Если только… Марре так удобно было выбрать именно тот момент… Я не смог пересилить свой страх, и она допила то, что оставалось от бабушкиной души и жизни… Как там она сказала — ей гораздо больше пригодились остатки бабушкиных сил!

— Почему? — я отстранился, чтобы взглянуть на бабушку. — Почему ты не хотела, чтобы я боялся?

На ее лице мелькнуло колебание, и тут же объятия сомкнулись так, что мне стало трудно дышать.

— Потому что быть трусом — это плохо.

Я закрыл глаза.

— Я не отдам тебе Книгу страха, Марра.

Теплый запах оладий тут же исчез. Вместо колючего свитера по щеке скользнула шелковистая ткань. Я отшатнулся, не в силах отвести взгляд. Руки, еще распахнутые для объятий, вытянулись. Пальцы истончились и заострились когтями. Все тело мгновенно похудело, стало угловатым и выросло куда длиннее самого высокого человека. Я поднял голову, уже зная, что увижу. Бабушкино лицо стремительно молодело и менялось. Нос заострился, рот разъехался в стороны и обзавелся рядами зубов. Миг — и родинка исчезла. Зеленые глаза до последнего продолжали смотреть на меня, а потом раз — и превратились в бездонные черные пропасти.

— Это было слишком жестоко, — тихо проговорил я.
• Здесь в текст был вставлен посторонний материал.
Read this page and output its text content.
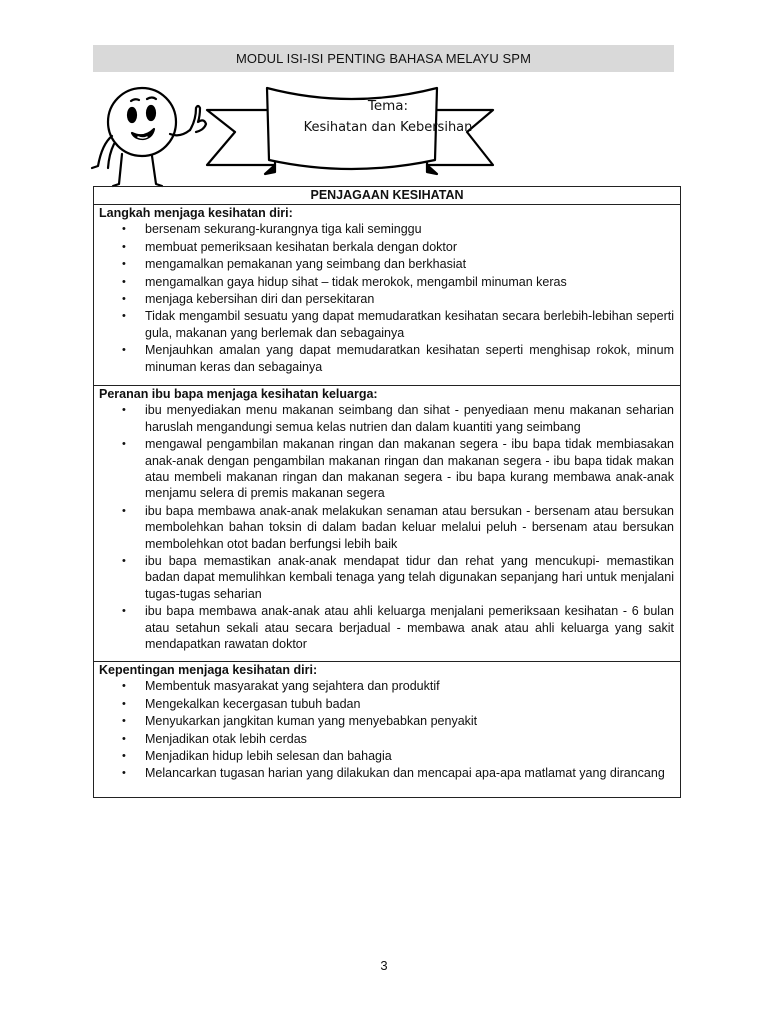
MODUL ISI-ISI PENTING BAHASA MELAYU SPM
Tema:
Kesihatan dan Kebersihan
PENJAGAAN KESIHATAN
Langkah menjaga kesihatan diri:
• bersenam sekurang-kurangnya tiga kali seminggu
• membuat pemeriksaan kesihatan berkala dengan doktor
• mengamalkan pemakanan yang seimbang dan berkhasiat
• mengamalkan gaya hidup sihat – tidak merokok, mengambil minuman keras
• menjaga kebersihan diri dan persekitaran
• Tidak mengambil sesuatu yang dapat memudaratkan kesihatan secara berlebih-lebihan seperti gula, makanan yang berlemak dan sebagainya
• Menjauhkan amalan yang dapat memudaratkan kesihatan seperti menghisap rokok, minum minuman keras dan sebagainya
Peranan ibu bapa menjaga kesihatan keluarga:
• ibu menyediakan menu makanan seimbang dan sihat - penyediaan menu makanan seharian haruslah mengandungi semua kelas nutrien dan dalam kuantiti yang seimbang
• mengawal pengambilan makanan ringan dan makanan segera - ibu bapa tidak membiasakan anak-anak dengan pengambilan makanan ringan dan makanan segera - ibu bapa tidak makan atau membeli makanan ringan dan makanan segera - ibu bapa kurang membawa anak-anak menjamu selera di premis makanan segera
• ibu bapa membawa anak-anak melakukan senaman atau bersukan - bersenam atau bersukan membolehkan bahan toksin di dalam badan keluar melalui peluh - bersenam atau bersukan membolehkan otot badan berfungsi lebih baik
• ibu bapa memastikan anak-anak mendapat tidur dan rehat yang mencukupi- memastikan badan dapat memulihkan kembali tenaga yang telah digunakan sepanjang hari untuk menjalani tugas-tugas seharian
• ibu bapa membawa anak-anak atau ahli keluarga menjalani pemeriksaan kesihatan - 6 bulan atau setahun sekali atau secara berjadual - membawa anak atau ahli keluarga yang sakit mendapatkan rawatan doktor
Kepentingan menjaga kesihatan diri:
• Membentuk masyarakat yang sejahtera dan produktif
• Mengekalkan kecergasan tubuh badan
• Menyukarkan jangkitan kuman yang menyebabkan penyakit
• Menjadikan otak lebih cerdas
• Menjadikan hidup lebih selesan dan bahagia
• Melancarkan tugasan harian yang dilakukan dan mencapai apa-apa matlamat yang dirancang
3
— Чудненько, — Марра широко улыбнулась зубастым ртом. — Я надеялась, что ты оценишь.

Она потянулась ко мне когтистой рукой, но я отпрыгнул в сторону.

— Ты виноват в бабушкиной смерти! — прошипела Марра. — Не отдашь Книгу страха — весь город будет на твоей совести.

— Она умерла не из-за меня! — выкрикнул я. — Ты убила ее!

Впервые я сам поверил в это.

Марра расхохоталась.

— Книгу — или отправишься следом!

Она снова рванулась ко мне когтями — щеку обожгла резкая боль, но я ухитрился увернуться.

— Никуда ты от меня не денешься! — улыбка Марры разъехалась еще шире.

Я коснулся щеки — на ладони осталась кровь.

Марра наклонилась ко мне — и тут я услышал стук! Я узнал бы его из миллиона. Выучил его за все каникулы. Слышал в машине по дороге сюда, слышал его на всей мебели и полках в «Лавке страха», потому что Агата репетировала свою дурацкую песню месяцами.

Загрузка...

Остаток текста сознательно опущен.